Пастернак. — А кто такое Пастернак? («Сын художника» — опускаю.) Не то имажинист, не то еще какой-то… Во всяком случае, из новых… Ах, да, его усиленно оглашает Эренбург. Да, но вы ведь знаете Эренбурга? Его прямую и обратную фронду!.. И, кажется, и книг-то у него нет…

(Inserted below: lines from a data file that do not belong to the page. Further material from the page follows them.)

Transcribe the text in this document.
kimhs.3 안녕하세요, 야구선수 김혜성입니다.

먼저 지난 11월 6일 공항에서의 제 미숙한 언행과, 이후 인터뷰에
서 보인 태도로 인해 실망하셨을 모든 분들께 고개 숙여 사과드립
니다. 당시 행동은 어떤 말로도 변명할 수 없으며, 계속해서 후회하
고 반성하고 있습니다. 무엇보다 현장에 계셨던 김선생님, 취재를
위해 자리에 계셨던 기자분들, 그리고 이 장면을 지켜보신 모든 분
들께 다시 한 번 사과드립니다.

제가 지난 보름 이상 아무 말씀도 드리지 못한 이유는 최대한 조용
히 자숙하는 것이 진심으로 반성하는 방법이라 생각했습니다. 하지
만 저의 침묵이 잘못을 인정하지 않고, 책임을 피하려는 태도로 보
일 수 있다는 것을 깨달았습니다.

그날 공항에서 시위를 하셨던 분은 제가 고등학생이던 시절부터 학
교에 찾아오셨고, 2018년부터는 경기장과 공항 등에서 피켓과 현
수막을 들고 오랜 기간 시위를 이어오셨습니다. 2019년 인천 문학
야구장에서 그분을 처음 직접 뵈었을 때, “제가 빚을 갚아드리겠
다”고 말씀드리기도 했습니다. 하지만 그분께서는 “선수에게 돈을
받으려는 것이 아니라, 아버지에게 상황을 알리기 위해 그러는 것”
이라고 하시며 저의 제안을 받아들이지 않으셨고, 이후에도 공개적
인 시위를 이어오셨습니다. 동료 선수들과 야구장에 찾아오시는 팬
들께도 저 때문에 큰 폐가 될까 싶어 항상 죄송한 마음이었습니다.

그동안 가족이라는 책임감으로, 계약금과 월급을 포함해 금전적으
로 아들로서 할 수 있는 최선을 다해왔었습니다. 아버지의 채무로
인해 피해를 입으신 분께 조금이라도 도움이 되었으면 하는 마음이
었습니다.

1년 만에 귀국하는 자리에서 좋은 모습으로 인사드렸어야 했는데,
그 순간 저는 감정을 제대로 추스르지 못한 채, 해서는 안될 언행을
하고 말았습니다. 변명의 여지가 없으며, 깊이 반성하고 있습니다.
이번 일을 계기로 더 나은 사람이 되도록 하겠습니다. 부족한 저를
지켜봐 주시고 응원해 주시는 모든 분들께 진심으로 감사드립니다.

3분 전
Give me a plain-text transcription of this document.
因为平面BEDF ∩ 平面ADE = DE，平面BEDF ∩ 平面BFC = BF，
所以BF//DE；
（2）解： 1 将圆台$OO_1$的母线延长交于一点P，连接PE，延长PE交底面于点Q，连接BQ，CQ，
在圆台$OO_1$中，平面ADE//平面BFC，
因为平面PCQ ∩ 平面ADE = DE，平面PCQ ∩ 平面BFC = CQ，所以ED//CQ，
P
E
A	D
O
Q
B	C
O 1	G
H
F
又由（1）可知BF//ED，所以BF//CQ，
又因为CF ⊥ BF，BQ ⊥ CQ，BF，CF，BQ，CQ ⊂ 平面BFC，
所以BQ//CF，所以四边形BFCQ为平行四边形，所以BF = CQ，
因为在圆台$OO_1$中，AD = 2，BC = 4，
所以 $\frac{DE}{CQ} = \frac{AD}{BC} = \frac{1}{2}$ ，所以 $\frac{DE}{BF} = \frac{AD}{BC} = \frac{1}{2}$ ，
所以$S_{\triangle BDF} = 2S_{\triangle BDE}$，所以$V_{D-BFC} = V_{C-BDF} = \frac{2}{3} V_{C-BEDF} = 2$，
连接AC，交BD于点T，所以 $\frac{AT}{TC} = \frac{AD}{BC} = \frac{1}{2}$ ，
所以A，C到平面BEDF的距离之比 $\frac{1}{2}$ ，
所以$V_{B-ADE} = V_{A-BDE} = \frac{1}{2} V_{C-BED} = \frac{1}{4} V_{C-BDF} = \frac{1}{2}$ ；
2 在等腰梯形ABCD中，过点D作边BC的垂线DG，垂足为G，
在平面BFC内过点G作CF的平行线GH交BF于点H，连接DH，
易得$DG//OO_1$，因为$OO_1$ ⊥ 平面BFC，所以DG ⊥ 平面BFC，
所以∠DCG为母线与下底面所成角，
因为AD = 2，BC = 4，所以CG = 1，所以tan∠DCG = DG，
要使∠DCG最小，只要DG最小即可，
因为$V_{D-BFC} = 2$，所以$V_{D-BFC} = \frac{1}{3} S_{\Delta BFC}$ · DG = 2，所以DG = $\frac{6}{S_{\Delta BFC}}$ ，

Да, господа, это его первая книга (1917 г.) — и не показательно ли, что в наше время, когда книга, имеющая быть написанной в 1927 г., проживается уже в 1917 г. Книга Пастернака, написанная в 1917 г., запаздывает на пять лет. — И какая книга! — Он точно нарочно дал сказать всё — всем, чтобы в последнюю секунду, недоуменным жестом — из грудного кармана блокнот: «А вот я… Только я совсем не ручаюсь…» Пастернак, возьмите меня в поручители перед Западом — пока — до появления здесь Вашей «Жизни». Знайте, отвечаю всеми своими недоказуемыми угодьями. И не потому, что Вам это нужно, — из чистой корысти: дорого побывать в такой судьбе!

=========

Стихи Пастернака читаю в первый раз. (Слышала — изустно — от Эренбурга, но от присущей и мне фронды, — нет, позабыли мне в люльку боги дар соборной любви! — от исконной ревности, полной невозможности любить вдвоем — тихо упорствовала:

«Может быть и гениально, но мне не нужно».) — С самим Пастернаком я знакома почти что шапочно: три-четыре беглых встречи. — И почти безмолвных, ибо никогда ничего нового не хочу. — Слышала его раз, с другими поэтами, в Политехническом Музее. Говорил он глухо и почти все стихи забывал. Отчужденностью на эстраде явно напоминал Блока. Было впечатление мучительной сосредоточенности, хотелось — как вагон, который не идет — подтолкнуть… «Да ну же…», и так как ни одного слова так и не дошло (какие-то бормота, точно медведь просыпается), нетерпеливая мысль: «Господи, зачем так мучить себя и других!»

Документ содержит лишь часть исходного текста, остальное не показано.